Gestion des fonds militaires en RDC : Le gouvernement sous pression après une question orale au SENAT

Le Vice-Premier Ministre, Ministre de la Défense nationale et des Anciens combattants, devra bientôt comparaître devant le Sénat pour répondre à une question orale avec débat concernant la gestion des fonds et dons destinés à l’effort de guerre dans l’Est de la République démocratique du Congo (RDC).

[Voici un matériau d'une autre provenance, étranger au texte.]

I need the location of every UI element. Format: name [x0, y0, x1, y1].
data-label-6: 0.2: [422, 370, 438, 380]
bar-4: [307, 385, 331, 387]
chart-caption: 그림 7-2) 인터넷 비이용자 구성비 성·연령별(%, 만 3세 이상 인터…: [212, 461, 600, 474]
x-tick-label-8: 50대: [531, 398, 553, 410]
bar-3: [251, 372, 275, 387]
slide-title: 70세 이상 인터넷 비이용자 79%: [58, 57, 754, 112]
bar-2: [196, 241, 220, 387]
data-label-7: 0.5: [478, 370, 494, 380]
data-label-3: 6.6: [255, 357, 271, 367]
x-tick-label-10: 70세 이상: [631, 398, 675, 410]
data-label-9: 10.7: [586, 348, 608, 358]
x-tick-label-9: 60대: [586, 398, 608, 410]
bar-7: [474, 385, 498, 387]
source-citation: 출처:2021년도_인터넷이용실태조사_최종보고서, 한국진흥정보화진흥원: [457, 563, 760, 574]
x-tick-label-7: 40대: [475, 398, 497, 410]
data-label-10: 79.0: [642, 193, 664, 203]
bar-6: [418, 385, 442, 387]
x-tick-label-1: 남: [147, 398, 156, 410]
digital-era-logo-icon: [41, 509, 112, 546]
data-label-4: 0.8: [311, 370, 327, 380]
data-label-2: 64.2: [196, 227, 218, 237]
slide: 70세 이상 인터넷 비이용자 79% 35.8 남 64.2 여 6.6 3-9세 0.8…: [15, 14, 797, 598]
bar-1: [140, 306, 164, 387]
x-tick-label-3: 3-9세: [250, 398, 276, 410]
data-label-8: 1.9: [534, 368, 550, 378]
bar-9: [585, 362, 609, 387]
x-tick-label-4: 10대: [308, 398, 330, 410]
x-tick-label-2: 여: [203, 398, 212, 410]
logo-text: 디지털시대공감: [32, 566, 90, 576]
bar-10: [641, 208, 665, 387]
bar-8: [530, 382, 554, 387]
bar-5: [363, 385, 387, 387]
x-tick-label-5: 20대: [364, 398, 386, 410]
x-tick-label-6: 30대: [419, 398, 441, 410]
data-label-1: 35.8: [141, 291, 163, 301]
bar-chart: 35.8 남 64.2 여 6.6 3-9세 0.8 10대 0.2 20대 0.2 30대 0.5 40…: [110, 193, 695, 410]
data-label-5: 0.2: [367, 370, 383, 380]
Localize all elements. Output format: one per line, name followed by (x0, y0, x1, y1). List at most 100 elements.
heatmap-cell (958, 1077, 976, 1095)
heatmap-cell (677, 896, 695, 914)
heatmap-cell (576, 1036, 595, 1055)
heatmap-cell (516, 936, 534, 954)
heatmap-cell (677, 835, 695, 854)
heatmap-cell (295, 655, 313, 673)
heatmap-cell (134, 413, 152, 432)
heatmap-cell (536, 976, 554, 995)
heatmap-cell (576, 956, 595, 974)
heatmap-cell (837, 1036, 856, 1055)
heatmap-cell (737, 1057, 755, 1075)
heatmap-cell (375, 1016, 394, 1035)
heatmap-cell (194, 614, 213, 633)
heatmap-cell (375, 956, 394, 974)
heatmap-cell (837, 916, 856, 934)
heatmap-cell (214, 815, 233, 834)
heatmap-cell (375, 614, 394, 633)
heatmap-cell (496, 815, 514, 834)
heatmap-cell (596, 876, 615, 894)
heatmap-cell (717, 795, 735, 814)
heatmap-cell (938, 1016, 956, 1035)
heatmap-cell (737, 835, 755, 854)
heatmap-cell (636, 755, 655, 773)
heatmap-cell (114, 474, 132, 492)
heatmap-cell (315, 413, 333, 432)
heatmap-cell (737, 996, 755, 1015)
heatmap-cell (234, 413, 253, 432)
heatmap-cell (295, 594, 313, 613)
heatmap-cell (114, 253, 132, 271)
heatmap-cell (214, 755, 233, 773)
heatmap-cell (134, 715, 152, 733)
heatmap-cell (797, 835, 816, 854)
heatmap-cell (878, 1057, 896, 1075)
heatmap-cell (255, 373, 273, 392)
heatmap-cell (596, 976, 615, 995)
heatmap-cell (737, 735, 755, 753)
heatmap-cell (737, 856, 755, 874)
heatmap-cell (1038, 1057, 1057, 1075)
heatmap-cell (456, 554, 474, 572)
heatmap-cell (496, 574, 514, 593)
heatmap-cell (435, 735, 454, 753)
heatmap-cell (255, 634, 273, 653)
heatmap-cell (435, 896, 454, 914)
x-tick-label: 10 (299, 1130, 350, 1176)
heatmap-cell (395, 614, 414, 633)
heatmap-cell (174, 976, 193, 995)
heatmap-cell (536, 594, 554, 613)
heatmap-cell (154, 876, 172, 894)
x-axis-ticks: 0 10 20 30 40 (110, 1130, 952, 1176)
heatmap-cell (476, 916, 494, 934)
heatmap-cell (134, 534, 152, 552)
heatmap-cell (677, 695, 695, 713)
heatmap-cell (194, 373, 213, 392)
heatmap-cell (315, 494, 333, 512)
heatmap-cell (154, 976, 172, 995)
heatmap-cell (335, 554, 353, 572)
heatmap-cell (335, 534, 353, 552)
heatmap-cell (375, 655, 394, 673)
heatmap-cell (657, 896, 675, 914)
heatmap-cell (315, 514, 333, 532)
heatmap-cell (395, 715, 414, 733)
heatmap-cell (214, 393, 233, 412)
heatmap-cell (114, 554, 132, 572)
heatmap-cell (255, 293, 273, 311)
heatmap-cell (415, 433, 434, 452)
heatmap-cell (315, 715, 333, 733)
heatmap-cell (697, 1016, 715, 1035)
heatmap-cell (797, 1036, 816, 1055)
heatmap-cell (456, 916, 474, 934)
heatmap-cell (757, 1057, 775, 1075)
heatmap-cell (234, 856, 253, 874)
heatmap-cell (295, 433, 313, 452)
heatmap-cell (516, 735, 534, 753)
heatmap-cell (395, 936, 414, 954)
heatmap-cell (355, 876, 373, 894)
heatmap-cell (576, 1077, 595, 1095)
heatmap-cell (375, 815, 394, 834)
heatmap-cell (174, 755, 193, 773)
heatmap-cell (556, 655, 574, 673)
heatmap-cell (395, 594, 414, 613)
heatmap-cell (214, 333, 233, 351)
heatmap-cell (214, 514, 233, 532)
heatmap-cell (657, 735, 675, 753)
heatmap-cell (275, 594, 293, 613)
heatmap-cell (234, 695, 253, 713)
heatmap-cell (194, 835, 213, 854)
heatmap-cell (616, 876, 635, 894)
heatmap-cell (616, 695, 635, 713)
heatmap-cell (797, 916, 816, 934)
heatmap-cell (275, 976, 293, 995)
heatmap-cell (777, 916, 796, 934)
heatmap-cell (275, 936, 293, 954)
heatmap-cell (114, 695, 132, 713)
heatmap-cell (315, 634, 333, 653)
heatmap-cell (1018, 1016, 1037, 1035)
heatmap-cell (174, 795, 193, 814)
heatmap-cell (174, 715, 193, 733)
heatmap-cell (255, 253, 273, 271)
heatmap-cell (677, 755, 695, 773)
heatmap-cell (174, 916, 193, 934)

Cette convocation fait suite à une initiative du sénateur Anicet Babanga, élu de la province du Maï-Ndombe, qui exige des éclaircissements sur l’utilisation des ressources mobilisées, qu’elles proviennent de l’État ou de donateurs privés, en faveur des Forces armées de la RDC (FARDC) et des groupes Wazalendo.

Une demande de transparence

La question, déposée ce mercredi au Bureau du Sénat, s’inscrit dans le cadre des prérogatives constitutionnelles et réglementaires de la chambre haute (articles 100 et 138 de la Constitution, ainsi que 160, 165 et 168 du règlement intérieur du Sénat).

« C’est en rapport avec la gestion des fonds alloués à la situation sécuritaire dans l’Est de notre pays, une guerre qui nous est imposée par l’ennemi », a déclaré le sénateur Babanga. « Des fonds ont été alloués, des dons ont été faits pour soutenir nos vaillants combattants, FARDC et Wazalendo. Pourtant, les plaintes persistent. Nous voulons savoir ce qui a été remis au Vice-Premier Ministre : qu’en a-t-il fait ? Comment les dons, les tenues, les vivres ont-ils été distribués ? »

Le peuple congolais en droit d’exiger des comptes

Le parlementaire a insisté sur la nécessité d’une gestion transparente des ressources engagées dans la lutte contre l’insécurité. « Le Ministre est tenu de s’expliquer, parce que le contribuable, c’est le peuple congolais. Ce peuple veut voir clair à travers la chambre des sages. Il y a eu beaucoup de dons et de fonds, mais cela ne doit pas rester opaque », a-t-il martelé.

Cette interpellation intervient dans un contexte où les opérations militaires contre les groupes armés dans l’Est du pays mobilisent d’importants moyens financiers et logistiques, tant de l’État que de partenaires privés. Les sénateurs entendent ainsi s’assurer que ces ressources atteignent effectivement les combattants sur le terrain.

La date exacte de l’audition du Vice-Premier Ministre sera communiquée après la transmission officielle de la question par le Bureau du Sénat.